The new sidebar, called '37 South: Bridging the Gap', has attracted about a dozen international guests including Ellen Pittleman (Paramount Pictures), Gail Gendler (Sundance Channels), Beatrice Neumann (ContentFilm), Richard Guardian (Lightning Entertainment), Tom Strudwick (The Works), Piers Nightingale (Highpoint) and Kirk D'Amico (Myriad).
The visitors will also be meeting with Australian distributors, including a range of new players, and some of the financiers likely to have a big role under Australia 's revamped government support structure.
The three-day event starts on July 26 and also includes what is believed to be the first formal meeting between film and TV producers and publishers and literary agents. It aims to encourage more Australian films to be made from books.

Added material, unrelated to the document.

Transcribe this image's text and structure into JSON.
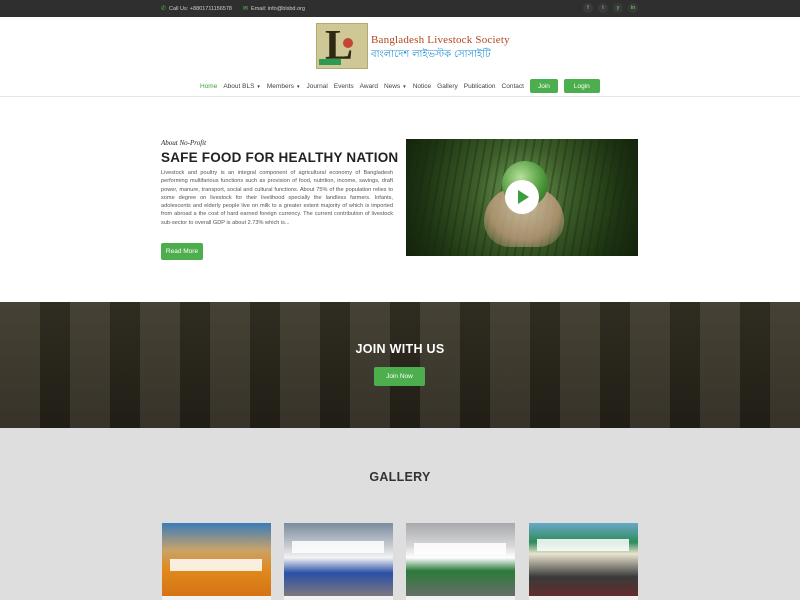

MIFF opens its doors on July 25 with the Australian premiere of Michael Moore's documentary Sicko and closes them again on August 12 with a screening of This Is England.
New programme strands include selections of African and Israeli films, indigenous and horror films, debuts from Europe, and retrospectives of the work of Japanese directors Shohei Imamura and Hirokazu Kore-eda. As usual MIFF is also screening many of Cannes ' most high-profile titles including 4 Months, 3 Weeks And 2 Hours, Mourning Forest and Control.
Two Australian features will get their world premieres at MIFF: Lawrence Johnston's documentary Night and Peter Carstairs' coming-of-age debut feature September.